MARKET UPDATE: INFLATION, EMPLOYMENT AND RETAIL SALES DATA TO PAVE WAY FOR UK RATE HIKE?
LAST WEEK – KEY TAKE AWAYS
Trump flies into the UK as May warns MPs not to put Brexit at risk
- US president met with Theresa May to talk about Brexit, while also calling the EU a “foe” on trade.
- A white paper published on Thursday outlined the UK government’s plans, advocating close links with the EU on trade in goods, but not in services.
- Writing in the Mail on Sunday, May urged MPs to “keep their eye on the prize” ahead of a crucial Commons vote on trade and customs policy.
- The Omnis view: Trump causes furore whether he goes, suggesting that European countries were taking advantage of the US and not paying their Nato bills. The prime minister, meanwhile, has a busy time ahead warding off any possible leadership challenge.
UK GDP growth rises to 0.3% in May
- The UK economy strengthened in May, with growth of 0.3% from 0.2% in April, following a winter slowdown.
- Growth was led by a strong services sector, including retail, computer programming and legal services.
- The Office for National Statistics also calculated that gross domestic product (GDP) only rose by 0.2% in the March-to-May quarter, matching the growth of the first three months of the year.
- The Omnis view: this was the ONS’ first monthly estimate of GDP, which presents a mixed picture of the UK economy. We expect continued slow, but steady, growth in the months ahead.
Mixed results for banks as US earnings season kicks off
- JPMorgan and Citigroup both beat expectations for second-quarter profits on Friday, a big day for US bank results.
- Wells Fargo saw second-quarter profits fall by 11%, in part caused by previous regulatory issues.
- Global banks have recently been subject to Federal Reserve stress tests, designed to assess how well they could withstand another financial crisis – Deutsche Bank’s US division notably failed.
- The Omnis view: the health of the banking sector is important as this sector makes up a big part of stockmarkets in the US and in the UK.
US inflation up 2.9% over 12 months
- The Consumer Price Index (CPI) came in at 0.1% for the month of June, with the annual figure coming in at 2.9%, which is the highest since December 2011.
- Excluding the volatile food and energy sectors, core CPI rose 0.2% for the month. Annually, this core figure is 2.3%.
- The Federal Reserve is forecasting that its favourite measure of inflation, the Personal Consumption Expenditure Price Index, will remain at 2.1% this year.
- The Omnis view: the Federal Reserve said on Friday that it expects rising inflation and low unemployment will keep it on track to raise interest rates at a gradual pace over the next two years. Two more hikes are projected in 2018.

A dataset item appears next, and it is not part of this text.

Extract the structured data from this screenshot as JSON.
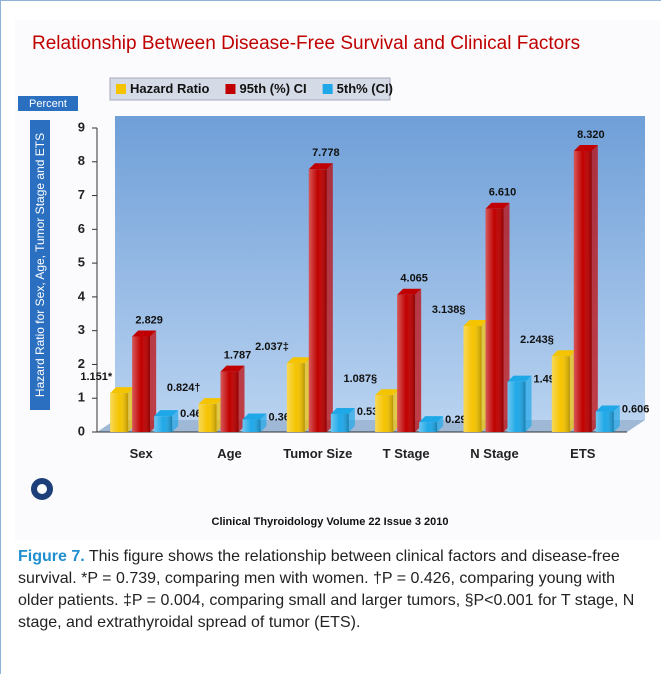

Chinese economy growing at slowest pace since 2016
- The second-quarter growth rate for China was 6.7% year-on-year, slowing from 6.8% for Q1.
- The current pace of growth still remains above the government’s annual growth target of 6.5%.
- Asian stocks were mostly trading lower on Monday in reaction to the data.
- The Omnis view: it is clear China is slowing, though 6.7% growth is still the envy of other nations. The impact of trade disputes with the US will likely be felt in the second-half of this year.
Looking ahead – TALKING POINTS
Inflation, employment and retail sales to shed light on UK economy
- Inflation remained steady at 2.4% in May, despite a rise in oil prices. Forecasters expect the Consumer Price Index to rise to 2.6% for June.
- Wages will be in the spotlight ahead of the Bank of England’s Monetary Policy Committee meeting on 2 August.
- Following two consecutive months of strong retail sales growth, there could be further good news for the UK’s embattled high street.
- The Omnis view: the Bank of England’s Monetary Policy Committee is expected to raise the base interest rate from 0.5% to 0.75% in August, though poor data this week could put that move in doubt.
UK inflation rate (%) – June 2017 to May 2018
Source: Office for National Statistics, tradingeconomics.com
Powell testimony will give clues to future US monetary policy
- Federal Reserve chair Jay Powell is set to deliver his semi-annual testimony on the US economy and monetary policy to a Senate committee on Tuesday morning.
- This should support expectations of a 25bp rate hike at the Federal Open Market Committee’s September meeting.
- The median estimate of projections put rates at 3.1% at the end of 2019, and 3.4% at the end of 2020.
- The Omnis view: The market still expects Powell to raise rates much slower than he has indicated. Any hints at this in his testimony will be taken positively.